Afin d’étudier l’implication de la fraction organique dans la toxicité intrinsèque des aérosols, l’activation métabolique des COV et des HAP a été étudiée via la détermination de l’expression génique du CYP1A1, du CYP2E1, du CYP2F1, de l’EHm, de la NQO1, et des GSTP1 et GSTM3 (Tableaux 2 et 3). L’exposition des MA aux concentrations de Pd, de Pt, et de B(a)P induit une transcription accrue du CYP1A1 après 24, 48, et 72 h (p < 0,05). De plus, contrairement aux expositions aux Pd, l’expression génique du CYP2E1 n’est significativement induite que dans les MA exposés à la CL10 et à la CL50 des Pt après 24, 48 et 72 h d’incubation (p < 0,01). L’induction significative de la transcription de ce gène par le benzène et le toluène est limitée aux temps d’incubation de 24 et 48 h (p < 0,01). Au contraire, le gène codant pour la protéine du CYP2F1 n’est pas exprimé dans les MA. Les taux de transcription de l’EHm ne varient pas significativement quels que soient l’exposition et le temps d’incubation considérés. L’expression génique de la NQO1 est significativement induite dans les MA 24 et 48 h après leur incubation en présence des différentes concentrations de Pd, Pt, benzène, toluène et B(a)P, (p < 0,05). Par contre, après 72 h d’incubation, seule l’exposition de ces cellules aux Pt à leurs CL10 et CL50 provoque une induction génique de la NQO1 (p < 0,05). De plus, une induction significative de la transcription de la GSTP1 est observée 24 et 48 h après l’incubation des cellules en présence des Pd à leurs CL10 et CL50, des Pt à leurs CL10 et CL50, du benzène, du toluène et du B(a)P (p < 0,01). Toutefois, après 72 h d’incubation, seule l’exposition aux deux concentrations de Pt provoque une induction significative de cette enzyme (p < 0,01). Quels que soient le temps d’incubation et l’exposition considérés, le profil d’induction génique de la GSTM3 est similaire à celui de la GSTP1.

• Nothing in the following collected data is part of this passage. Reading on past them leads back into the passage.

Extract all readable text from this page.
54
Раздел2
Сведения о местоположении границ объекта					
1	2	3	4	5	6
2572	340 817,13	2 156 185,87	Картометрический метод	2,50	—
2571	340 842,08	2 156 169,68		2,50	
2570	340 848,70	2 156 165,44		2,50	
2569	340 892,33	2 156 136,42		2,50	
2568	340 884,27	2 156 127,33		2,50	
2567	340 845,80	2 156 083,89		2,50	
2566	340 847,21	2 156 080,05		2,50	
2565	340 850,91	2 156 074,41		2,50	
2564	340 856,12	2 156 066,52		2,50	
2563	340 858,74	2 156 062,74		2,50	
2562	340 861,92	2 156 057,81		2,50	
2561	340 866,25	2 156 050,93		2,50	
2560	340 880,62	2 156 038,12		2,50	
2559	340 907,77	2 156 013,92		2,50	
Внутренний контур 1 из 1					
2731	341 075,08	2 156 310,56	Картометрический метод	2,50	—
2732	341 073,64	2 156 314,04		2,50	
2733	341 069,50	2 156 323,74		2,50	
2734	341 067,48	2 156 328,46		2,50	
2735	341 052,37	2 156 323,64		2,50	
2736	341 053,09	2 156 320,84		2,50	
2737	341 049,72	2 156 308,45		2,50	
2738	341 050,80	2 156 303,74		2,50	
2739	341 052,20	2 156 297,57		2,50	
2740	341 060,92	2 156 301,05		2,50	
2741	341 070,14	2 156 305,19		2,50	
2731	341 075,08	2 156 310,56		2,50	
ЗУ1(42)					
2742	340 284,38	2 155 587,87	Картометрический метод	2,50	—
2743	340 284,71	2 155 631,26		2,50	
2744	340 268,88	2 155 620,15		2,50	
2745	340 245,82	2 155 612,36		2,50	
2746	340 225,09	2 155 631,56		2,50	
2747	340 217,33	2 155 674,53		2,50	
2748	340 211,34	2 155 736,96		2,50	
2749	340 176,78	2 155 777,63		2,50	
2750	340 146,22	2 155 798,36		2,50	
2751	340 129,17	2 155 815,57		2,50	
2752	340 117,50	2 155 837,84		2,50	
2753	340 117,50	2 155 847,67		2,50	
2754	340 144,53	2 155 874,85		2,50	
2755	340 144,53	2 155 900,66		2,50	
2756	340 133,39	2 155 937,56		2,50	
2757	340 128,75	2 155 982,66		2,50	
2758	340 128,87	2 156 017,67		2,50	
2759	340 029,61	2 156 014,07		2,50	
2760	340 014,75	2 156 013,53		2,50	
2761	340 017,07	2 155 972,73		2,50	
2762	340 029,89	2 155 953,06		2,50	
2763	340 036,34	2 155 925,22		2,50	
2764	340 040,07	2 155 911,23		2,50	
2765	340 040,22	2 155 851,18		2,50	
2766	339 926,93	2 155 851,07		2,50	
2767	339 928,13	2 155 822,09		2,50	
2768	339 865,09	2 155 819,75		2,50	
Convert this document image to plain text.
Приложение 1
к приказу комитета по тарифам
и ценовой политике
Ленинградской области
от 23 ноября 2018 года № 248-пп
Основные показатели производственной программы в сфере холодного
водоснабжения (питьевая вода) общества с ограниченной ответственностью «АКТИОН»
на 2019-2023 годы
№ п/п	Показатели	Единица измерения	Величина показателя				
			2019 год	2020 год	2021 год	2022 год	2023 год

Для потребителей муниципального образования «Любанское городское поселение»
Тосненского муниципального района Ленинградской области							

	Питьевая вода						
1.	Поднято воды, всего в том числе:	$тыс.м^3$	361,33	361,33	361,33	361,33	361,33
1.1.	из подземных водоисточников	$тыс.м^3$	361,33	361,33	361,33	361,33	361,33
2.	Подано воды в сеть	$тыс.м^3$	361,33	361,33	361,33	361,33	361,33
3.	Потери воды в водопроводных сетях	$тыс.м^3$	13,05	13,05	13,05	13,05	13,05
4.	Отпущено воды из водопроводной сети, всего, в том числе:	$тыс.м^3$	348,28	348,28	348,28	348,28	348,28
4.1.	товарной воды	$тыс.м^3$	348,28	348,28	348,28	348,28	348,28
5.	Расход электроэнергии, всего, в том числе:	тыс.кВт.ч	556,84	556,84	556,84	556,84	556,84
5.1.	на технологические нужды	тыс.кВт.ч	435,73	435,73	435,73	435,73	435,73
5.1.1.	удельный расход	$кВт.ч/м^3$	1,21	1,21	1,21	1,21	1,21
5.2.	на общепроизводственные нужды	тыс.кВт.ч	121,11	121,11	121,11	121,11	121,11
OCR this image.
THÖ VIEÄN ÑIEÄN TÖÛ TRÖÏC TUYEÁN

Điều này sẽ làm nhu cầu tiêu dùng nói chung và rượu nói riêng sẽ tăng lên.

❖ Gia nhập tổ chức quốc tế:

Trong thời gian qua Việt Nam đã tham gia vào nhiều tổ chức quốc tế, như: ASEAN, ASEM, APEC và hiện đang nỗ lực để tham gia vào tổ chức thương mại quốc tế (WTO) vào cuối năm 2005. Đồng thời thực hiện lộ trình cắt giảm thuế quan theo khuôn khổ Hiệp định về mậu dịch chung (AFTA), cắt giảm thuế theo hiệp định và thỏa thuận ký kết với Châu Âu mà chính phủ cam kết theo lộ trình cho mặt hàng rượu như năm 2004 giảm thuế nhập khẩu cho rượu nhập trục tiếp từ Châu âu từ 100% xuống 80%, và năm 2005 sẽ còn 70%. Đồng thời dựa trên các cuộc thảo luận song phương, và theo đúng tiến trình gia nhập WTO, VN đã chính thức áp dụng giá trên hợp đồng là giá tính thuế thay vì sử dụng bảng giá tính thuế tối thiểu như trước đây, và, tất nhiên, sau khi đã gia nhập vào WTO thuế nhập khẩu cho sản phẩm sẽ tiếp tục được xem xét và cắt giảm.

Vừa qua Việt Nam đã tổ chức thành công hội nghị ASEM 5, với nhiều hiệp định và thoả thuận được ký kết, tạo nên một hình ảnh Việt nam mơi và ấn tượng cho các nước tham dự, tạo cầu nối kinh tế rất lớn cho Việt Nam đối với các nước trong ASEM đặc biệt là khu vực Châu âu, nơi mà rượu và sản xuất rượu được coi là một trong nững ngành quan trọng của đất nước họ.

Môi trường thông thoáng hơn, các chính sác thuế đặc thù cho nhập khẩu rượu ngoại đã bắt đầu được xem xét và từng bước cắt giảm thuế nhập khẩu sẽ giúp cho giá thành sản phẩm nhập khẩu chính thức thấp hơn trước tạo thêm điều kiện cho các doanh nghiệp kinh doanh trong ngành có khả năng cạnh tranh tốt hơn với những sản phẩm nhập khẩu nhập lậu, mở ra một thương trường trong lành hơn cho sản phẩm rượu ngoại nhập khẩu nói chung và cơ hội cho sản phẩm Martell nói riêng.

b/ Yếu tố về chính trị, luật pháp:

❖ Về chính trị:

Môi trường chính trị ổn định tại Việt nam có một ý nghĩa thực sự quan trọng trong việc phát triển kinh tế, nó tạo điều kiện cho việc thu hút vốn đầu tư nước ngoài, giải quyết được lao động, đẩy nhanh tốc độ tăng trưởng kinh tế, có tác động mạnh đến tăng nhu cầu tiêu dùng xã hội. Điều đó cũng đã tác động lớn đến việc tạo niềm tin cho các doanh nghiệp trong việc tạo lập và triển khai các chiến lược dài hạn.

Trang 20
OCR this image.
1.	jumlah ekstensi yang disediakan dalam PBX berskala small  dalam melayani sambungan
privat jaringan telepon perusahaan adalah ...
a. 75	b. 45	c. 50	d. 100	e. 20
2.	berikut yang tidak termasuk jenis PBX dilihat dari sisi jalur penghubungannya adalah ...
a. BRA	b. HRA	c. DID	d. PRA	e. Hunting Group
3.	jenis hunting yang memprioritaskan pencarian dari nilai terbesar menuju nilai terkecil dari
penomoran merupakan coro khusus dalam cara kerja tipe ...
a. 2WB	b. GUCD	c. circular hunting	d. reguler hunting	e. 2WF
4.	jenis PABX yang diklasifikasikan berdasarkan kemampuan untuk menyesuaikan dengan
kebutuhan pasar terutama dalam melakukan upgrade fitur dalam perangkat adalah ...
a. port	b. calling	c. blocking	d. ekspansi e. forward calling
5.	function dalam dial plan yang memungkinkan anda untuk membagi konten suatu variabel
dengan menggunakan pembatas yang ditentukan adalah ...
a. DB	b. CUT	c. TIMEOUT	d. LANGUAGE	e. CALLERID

Tableau 1 : Caractéristiques des LBA des patients inclus dans le protocole.
This table shows the Bronchoalveolar Lavage Fluid (BALF) characteristics, total cell counts, and differential cell counts. Values are depicted as mean values and ranges (minimum value-maximum value) (LDH: Lactico-DesHydrogenase).

Paramètres

Liquide réaspiré (mL)

150 (130-210)

Liquide réaspiré (%)

62,50 (54,17-87,50)

Protéines totales (mg/mL)

3,98 (3,00-5,00)

Nombre total de cellules (× 106)

27,65 (22,10-37,80)

Nombre total de cellules (× 103/mL)

185 (170-210)

Activité de la LDH (mIU/mL)

22,31 (19,76-25,89)

Activité de la LDH (mIU/mg protéine)

5,70 (5,18-6,59)

Macrophages (%)

87,50 (83,00-92,50)

Neutrophiles/Eosinophiles (%)

2,63 (0,50-5,00)

Lymphocytes (%)

9,88 (2,50-15,00)

Figure 1 : Activité de la lactate déshydrogénase (LDH) extracellulaire et de la déshydrogénase mitochondriale (DHm) dans les macrophages alvéolaires exposés pendant 24, 48 ou 72 h à des concentrations croissantes de particules totales (Pt) (18,84, 37,68, 56,52 ou 75,36 μg/mL). Les résultats sont décrits par leurs moyennes et leurs valeurs minimales-maximales. (Mann-Whitney U-test ; vs témoins ; NS : Non Significatif et *** : p < 0,001).
Released Lactate DesHydrogenase (LDH) activity (U absorbency) in cell-free culture supernatants of Alveolar Macrophages, and Mitochondrial DesHydrogenase (MDH) activity (U of absorbency) in Alveolar Macrophages, 24, 48 or 72 h after their incubation in the continuous presence of increasing concentrations of Particle Matter (PM; 18.84, 37.68, 56.52 or 75.36 μg PM/mL) without renewing the culture media. Non exposed cells were used as negative controls. These values are depicted as mean values and ranges (minimum value-maximum value) of 16 replicates for negative controls and 8 replicates for every PM concentrations. (Mann-Whitney U-test; vs controls; NS: Not Significant and ***: p<0.001).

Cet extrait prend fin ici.